Targeted FAQs

Turbo XE

Targeted FAQs

  • Should I use a humidistat control?

    Humidistat controls work best for applications requiring 80% RH or less. If you need to maintain RH above 85%, do not consider using a mechanical humidistat control.

    If you are interested in evaporative cooling and have thermostatically controlled exhaust fans, using a humidistat control is a great choice. The two independent systems will work very well together, for cooling as well as for providing a maximum set point for relative humidity control.

  • How can I control high humidity applications?

    To maintain near 100% relative humidity with little or no ventilation:

    Operate the Turbo XE continuously and use the flowmeter panel to control the fogging output to maintain the desired high humidity level.

    Humidistats are generally not reliable in high humidity applications. For dependable control of a high RH application, it is best to operate Turbo XEs continuously. Using an appropriately sized flowmeter panel allows for simple and dependable control of the high humidity level.

    Maintaining near 100% RH with strong ventilation:

    This application requires switching between two different fogging outputs. This is a common requirement in greenhouse propagation.

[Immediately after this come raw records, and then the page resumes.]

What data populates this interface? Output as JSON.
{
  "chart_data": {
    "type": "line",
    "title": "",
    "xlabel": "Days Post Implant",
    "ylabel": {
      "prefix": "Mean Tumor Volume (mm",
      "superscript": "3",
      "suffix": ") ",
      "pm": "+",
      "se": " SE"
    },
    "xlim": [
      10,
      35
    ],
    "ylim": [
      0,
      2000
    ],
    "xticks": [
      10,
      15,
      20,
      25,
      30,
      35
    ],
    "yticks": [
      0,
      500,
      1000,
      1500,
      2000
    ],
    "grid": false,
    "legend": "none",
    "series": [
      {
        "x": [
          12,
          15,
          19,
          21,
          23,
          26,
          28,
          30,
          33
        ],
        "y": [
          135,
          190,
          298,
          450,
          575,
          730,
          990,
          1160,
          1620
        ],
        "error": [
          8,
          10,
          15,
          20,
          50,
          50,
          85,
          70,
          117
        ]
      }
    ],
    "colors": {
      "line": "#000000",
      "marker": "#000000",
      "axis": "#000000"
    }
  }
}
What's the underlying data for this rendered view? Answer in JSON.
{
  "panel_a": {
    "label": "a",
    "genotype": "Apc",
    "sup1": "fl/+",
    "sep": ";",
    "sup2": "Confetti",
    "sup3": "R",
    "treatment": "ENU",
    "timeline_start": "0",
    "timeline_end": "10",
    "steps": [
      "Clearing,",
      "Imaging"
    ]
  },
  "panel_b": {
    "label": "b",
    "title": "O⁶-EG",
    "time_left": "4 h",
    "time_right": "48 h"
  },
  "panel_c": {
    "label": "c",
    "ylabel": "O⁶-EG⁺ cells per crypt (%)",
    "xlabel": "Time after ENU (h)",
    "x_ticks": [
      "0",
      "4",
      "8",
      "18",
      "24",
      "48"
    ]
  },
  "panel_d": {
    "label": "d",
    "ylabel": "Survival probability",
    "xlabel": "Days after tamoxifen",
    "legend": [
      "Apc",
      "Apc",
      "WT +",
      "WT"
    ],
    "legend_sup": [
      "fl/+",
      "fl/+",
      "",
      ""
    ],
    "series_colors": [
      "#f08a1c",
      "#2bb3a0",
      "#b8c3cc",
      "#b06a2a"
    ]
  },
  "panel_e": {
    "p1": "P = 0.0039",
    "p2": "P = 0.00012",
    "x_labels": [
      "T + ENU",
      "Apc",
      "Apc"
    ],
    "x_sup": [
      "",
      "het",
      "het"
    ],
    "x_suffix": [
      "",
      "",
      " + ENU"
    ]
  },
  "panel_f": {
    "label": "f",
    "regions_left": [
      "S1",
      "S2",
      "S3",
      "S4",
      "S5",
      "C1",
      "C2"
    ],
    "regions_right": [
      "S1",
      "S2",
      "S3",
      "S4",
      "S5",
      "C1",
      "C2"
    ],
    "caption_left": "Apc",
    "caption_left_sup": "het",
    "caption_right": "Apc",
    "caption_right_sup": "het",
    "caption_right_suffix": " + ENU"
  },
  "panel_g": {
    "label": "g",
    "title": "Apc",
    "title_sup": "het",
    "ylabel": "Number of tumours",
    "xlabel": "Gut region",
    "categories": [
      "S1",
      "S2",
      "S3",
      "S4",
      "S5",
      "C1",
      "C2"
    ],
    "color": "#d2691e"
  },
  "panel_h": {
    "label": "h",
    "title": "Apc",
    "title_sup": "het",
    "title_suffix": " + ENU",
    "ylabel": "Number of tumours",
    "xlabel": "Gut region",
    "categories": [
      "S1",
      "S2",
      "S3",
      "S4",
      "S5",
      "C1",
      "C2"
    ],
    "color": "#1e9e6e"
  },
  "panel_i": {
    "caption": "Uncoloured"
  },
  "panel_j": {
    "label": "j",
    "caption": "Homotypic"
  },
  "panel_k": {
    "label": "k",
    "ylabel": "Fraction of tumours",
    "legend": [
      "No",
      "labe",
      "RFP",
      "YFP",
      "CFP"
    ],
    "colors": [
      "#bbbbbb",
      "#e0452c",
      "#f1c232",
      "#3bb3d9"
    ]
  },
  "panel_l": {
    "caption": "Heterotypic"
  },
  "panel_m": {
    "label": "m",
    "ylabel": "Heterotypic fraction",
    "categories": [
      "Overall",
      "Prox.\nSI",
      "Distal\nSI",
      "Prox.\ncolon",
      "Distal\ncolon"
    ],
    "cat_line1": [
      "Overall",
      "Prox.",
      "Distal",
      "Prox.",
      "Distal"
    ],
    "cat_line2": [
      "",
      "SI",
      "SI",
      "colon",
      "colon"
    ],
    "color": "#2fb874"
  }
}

    The low fogging output is used when ventilation is not occurring, while a much higher output is needed when the ventilation system is active. The fogging system will have to either be manually adjusted or a Two-Stage Timer Control can be used to automate between the two different fogging outputs.

  • Are these fans similar to those used at football games?

    The equipment used at games is similar; however, those fan systems have nozzles and are designed to produce water particles large enough that they can be projected into contact with players, and the high volume fan evaporates the small droplets off the player, resulting in rapid heat removal directly from the player’s surface.

  • Can I achieve evaporative cooling indoors?

    In most cases, you cannot create evaporative cooling in an indoor environment; however, if there’s a strong ventilation system available, and a significant increase in humidity would not have a negative impact, then it is possible.

    Every gram of water that evaporates absorbs 536 calories of heat, producing humidity that builds quickly. Without ventilation, cooling effects attenuate quickly as the humidity builds. At 100% RH, no cooling occurs.

  • How do I know when the environment is near 100% RH?

    For best results, measure RH using a quick responding digital humidity indicator with a range up to 100%. Please note: the device should not be kept inside the application room for extended periods of time.

    If you want a less expensive way to measure RH, or want to monitor the humidity in the application area for extended periods of time, then place a block of aluminum and a block wood next to one another. The aluminum will attract condensation at 85% RH and the block of wood will attract condensation at 100% RH. So maintaining a wet block of aluminum along with a moist block of wood is a good indicator that you are near 100% RH.

    • If the block of wood gets wet, rather than moist, then you will know that the area is likely being over-humidified, with the possibility of product damage occurring. In this case, a decrease in fogging output is needed.
    • If the block of aluminum is dry, then you know that the area is below 85% RH and an increase in fogging output is needed.